BAZIDPUR, village 7 km southeast of Firozpur Cantonment (31° 55`N, 74° 36`E) along the FirozpurLudhiana highway, is sacred to Guru Gobind Singh (1666-1708), who passed through here in 1706 after the battle of Muktsar. Gurdwara Gurusar, formerly known as Tittarsar after a legendary partridge (tittar, in Punjabi), marks the site where Guru Gobind Singh had encamped, and was first constructed in the form of a small Manji Sahib by Bishan Singh Ahluvalia, an official under Maharaja Ranjit Singh (1780-1839).
CHHOTA MIRZAPUR, a village in Mirzapur district of Uttar Pradesh, 18 km south of Varanasi (25 20`N, 82 58`E), is sacred to Guru Gobind Singh. He broke journey at Chhota Mirzapur while travelling as a child from Patna, his birthplace, to the Punjab. A Sikh sangat developed here in course of time. The present Gurdwara constructed recently on the site of an older one is, however, named Gurdwara Sri Guru Tegh Bahadur, Navami Patshahi, perhaps because at the time of his visit, Guru Gobind Singh had not yet been anointed Guru and the party travelling was only remembered as the family of the Ninth Guru, Guru Tegh Bahadur. Bhai Musa Singh, a native Sikh and head of the only Sikh family in the village, looks after the Gurdwara.

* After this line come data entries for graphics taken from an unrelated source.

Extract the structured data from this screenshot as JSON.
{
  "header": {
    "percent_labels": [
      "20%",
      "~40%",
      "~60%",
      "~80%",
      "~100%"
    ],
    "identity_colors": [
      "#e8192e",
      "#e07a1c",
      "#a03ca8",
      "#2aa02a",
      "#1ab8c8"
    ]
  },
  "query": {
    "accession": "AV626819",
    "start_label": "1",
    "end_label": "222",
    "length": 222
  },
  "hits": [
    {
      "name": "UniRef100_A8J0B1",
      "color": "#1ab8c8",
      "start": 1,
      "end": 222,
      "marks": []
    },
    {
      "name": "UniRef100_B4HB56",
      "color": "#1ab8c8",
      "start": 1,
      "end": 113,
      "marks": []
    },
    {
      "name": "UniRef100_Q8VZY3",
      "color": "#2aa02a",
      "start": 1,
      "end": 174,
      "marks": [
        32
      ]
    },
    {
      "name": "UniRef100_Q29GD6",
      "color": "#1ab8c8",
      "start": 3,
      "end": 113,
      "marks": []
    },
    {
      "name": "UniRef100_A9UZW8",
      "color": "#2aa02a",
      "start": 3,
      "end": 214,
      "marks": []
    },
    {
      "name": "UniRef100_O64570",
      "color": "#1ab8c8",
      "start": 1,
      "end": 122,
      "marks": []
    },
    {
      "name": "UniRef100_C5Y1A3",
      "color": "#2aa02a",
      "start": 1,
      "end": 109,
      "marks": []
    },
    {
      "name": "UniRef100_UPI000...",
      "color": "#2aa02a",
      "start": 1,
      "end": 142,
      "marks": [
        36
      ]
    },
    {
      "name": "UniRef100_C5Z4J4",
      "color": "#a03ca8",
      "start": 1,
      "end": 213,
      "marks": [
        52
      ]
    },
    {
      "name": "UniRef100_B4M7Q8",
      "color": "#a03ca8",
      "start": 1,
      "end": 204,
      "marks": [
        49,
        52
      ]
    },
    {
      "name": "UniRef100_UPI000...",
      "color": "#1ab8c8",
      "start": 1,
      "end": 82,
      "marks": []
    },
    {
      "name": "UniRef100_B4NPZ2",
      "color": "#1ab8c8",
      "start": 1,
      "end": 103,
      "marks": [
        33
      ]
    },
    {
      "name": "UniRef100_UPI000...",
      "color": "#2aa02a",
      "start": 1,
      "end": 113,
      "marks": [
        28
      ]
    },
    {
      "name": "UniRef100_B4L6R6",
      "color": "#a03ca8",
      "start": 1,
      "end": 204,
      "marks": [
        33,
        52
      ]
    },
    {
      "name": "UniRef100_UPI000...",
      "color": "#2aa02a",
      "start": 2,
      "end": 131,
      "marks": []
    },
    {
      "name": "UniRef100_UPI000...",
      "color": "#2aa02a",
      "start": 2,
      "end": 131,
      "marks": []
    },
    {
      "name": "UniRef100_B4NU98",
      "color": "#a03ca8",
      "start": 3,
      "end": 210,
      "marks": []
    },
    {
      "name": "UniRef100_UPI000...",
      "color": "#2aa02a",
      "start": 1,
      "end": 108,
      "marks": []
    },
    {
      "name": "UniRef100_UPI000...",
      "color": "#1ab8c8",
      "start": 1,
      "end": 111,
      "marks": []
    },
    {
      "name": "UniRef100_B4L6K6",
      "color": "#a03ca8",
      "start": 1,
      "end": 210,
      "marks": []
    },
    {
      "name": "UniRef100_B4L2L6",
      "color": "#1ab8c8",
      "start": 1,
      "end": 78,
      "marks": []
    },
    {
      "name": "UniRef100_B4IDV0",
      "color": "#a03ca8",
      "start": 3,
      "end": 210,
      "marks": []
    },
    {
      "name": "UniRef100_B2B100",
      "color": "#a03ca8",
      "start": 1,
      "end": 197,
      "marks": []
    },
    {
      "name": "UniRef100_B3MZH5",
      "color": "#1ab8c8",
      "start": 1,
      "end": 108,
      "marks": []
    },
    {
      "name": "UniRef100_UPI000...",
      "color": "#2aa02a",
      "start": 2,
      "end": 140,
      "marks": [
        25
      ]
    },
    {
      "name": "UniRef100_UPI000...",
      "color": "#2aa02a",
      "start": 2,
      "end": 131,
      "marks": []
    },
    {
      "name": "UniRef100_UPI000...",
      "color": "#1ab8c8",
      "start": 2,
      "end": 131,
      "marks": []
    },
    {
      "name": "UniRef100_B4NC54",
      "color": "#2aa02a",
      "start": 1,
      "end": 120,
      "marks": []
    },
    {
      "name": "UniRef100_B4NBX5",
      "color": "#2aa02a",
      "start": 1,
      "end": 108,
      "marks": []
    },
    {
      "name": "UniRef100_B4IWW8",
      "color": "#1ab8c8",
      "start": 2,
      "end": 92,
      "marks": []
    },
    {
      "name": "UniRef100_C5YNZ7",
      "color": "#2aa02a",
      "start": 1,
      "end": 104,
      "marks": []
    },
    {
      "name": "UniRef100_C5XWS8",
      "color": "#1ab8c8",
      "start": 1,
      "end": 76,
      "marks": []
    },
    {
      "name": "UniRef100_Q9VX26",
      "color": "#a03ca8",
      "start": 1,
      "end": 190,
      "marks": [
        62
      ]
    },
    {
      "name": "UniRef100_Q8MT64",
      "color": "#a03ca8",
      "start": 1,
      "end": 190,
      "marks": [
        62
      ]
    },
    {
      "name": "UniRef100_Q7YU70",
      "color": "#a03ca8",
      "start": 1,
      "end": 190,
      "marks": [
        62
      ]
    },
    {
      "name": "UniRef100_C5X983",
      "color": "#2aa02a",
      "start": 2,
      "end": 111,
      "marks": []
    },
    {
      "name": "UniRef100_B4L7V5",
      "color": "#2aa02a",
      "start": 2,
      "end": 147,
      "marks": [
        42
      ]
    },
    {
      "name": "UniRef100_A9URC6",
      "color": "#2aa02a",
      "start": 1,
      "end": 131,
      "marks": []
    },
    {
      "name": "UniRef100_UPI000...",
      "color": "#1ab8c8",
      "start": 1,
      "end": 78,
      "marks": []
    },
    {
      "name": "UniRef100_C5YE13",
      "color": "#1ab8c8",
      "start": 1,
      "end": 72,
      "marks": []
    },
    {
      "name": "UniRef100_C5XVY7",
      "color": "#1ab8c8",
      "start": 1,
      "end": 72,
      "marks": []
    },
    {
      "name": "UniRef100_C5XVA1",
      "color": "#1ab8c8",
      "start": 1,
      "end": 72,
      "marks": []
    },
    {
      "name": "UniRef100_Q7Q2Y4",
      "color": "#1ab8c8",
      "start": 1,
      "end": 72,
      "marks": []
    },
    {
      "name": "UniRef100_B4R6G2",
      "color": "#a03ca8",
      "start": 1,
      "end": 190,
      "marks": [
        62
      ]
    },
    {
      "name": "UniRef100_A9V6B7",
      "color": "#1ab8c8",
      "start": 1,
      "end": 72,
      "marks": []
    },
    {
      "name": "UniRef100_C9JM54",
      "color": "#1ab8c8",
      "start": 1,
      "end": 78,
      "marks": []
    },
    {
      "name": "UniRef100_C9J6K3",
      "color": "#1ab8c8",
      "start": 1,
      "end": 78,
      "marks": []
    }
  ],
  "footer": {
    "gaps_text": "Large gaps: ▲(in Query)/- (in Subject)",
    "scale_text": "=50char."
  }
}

DINA, village 15 km south of Nihalsinghvala (30° 35`N, 75° 16`E) in presentday Faridkot district of the Punjab, is sacred to Guru Gobind Singh, who, after evacuating Anandpur in December 1705, came here and stayed a few days. Chaudhari Shamir and Lakhmir, grandsons of the local chief, Rai Jodh, who had fought on the side of Guru Hargobind in the battle of Mahraj in December 1634, served the Guru with devotion. A few hundred warriors from the surrounding districts joined Guru Gobind Singh here.